The advantages of the hobby strategy strike me as limitless. (But please keep in mind that I’m writing this as someone who has no hobbies. My speculation, then, could be completely off the mark. I could be idealizing.) For one, you choose a hobby because you enjoy both the thing itself (standing in a field on a breezy day, say, and watching the kite flutter and swoop in the blue sky) and you find pleasure in its challenges (keeping the kite aloft as a breeze subsides). It’s relaxing and stimulating; essentially it’s leisure. It’s fun. If there’s a goal—a Buckingham Palace from Lego, all the recipes from Julia Child’s first cookbook, making jam from berries you grew—the enjoyment’s the foundation and primary goal. It’s all inherently unprofessional because it’s a form of play. And as a hobby, it’s exclusively for you. There’s nothing much at stake. The jam’s too runny, try again and learn from previous mistakes (but also eat the failed version because it still taste good even if its looks leave something to be desired). As a result, it’s uncompetitive. While you’re standing there, smiling with a tilted neck at the fluttering kite, you’re not fretting about crafting the perfect letter of introduction to an agent who, if she discerns enough salability in you, might deign to represent you. Knitting that scarf for your nephew Colton, likely as not you’re not wondering how you can make sure the National Knitting Post and maybe even the New York Times Knitting Review will notice you and assign a reviewer to sing the praises of your latest project.
As a strategy, there’s much promise in the humble hobby.

Therapy
The other came to me heavy-handedly via House of Cards. I’m pondering it, but not sure I’m going to make a purchase.
On an episode when all of Frank and Claire’s machinations appear to be amounting to pursed lips, high blood pressure, and not much else, there’s a group of contrasting figures—Buddhist monks spending a week in the lobby of President Underwood’s house constructing an elaborate  mandala from coloured sand. The effort is exacting and physically demanding; it consumes whole days.
At the end: bye bye. It’s swept away, the entire week devoted to a sustained meditation on and lesson about impermanence.
Relatedly, an acquaintance, another writer, wrote to suggest that writing should be meditative and therapeutic. Yoga with a keyboard, in essence.

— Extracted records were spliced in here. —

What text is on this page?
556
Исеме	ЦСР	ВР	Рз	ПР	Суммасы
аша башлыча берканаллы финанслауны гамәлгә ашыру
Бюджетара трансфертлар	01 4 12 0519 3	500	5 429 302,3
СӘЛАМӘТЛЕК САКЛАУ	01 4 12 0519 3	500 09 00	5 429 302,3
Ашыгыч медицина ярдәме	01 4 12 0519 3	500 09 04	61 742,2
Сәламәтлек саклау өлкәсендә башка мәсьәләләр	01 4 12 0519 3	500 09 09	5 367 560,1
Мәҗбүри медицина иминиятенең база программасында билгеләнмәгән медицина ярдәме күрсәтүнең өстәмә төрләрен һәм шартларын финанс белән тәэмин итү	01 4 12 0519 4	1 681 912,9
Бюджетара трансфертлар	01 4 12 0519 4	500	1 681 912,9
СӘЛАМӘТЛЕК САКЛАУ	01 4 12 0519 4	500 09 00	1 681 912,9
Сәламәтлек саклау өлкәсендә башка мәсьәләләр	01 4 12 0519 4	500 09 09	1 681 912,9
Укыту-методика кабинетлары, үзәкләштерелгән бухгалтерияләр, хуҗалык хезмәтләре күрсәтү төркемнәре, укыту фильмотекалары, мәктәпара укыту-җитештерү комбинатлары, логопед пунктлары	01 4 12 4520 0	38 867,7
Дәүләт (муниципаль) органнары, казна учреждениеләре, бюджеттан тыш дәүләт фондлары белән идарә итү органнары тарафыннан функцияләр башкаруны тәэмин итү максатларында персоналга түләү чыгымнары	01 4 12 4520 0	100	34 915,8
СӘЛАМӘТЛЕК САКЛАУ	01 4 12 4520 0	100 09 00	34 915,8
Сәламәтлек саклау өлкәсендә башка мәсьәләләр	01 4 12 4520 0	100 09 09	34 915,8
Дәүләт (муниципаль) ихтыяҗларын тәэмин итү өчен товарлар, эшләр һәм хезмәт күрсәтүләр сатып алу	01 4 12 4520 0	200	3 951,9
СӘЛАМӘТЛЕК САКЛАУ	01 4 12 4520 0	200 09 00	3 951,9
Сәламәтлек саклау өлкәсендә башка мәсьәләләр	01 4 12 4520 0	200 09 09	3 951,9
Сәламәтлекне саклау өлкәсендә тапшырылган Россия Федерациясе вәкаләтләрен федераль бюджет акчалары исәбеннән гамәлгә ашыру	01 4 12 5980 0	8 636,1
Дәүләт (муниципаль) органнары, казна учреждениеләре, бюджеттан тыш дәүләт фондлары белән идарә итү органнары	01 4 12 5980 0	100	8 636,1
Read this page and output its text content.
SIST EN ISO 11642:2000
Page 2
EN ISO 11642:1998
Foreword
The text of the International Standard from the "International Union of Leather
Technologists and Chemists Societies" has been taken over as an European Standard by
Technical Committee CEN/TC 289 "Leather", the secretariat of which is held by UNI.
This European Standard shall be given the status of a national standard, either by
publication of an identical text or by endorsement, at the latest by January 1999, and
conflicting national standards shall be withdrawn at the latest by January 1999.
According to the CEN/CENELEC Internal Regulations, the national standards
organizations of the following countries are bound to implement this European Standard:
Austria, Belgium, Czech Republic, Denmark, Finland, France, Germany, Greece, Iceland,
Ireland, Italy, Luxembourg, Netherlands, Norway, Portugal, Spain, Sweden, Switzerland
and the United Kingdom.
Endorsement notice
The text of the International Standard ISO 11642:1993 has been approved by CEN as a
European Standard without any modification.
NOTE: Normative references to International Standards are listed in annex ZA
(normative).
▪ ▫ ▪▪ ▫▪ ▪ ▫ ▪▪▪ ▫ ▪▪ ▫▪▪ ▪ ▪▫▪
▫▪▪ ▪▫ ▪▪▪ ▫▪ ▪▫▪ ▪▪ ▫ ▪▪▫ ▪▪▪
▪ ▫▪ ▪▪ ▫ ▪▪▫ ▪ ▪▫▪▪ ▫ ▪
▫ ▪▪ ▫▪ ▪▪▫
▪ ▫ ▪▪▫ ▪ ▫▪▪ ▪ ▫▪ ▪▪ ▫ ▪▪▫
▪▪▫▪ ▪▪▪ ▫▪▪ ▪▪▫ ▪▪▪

Intellectually, I can see the appeal of that approach. At the same time, it strikes me as “not me,” just as a suit and tie and working at a bank seems impossibly foreign to my personality type (The type, you ask? The type that balks at formal woolen clothing the same way a dog reacts to plastic anti-itch-scratching collars.)
Should I take the monk’s lesson in spirituality to heart and begin to write as an exercise that teaches me something valuable about the truth of human existence, I’ll be sure to report it here (before, of course, I erase it from existence).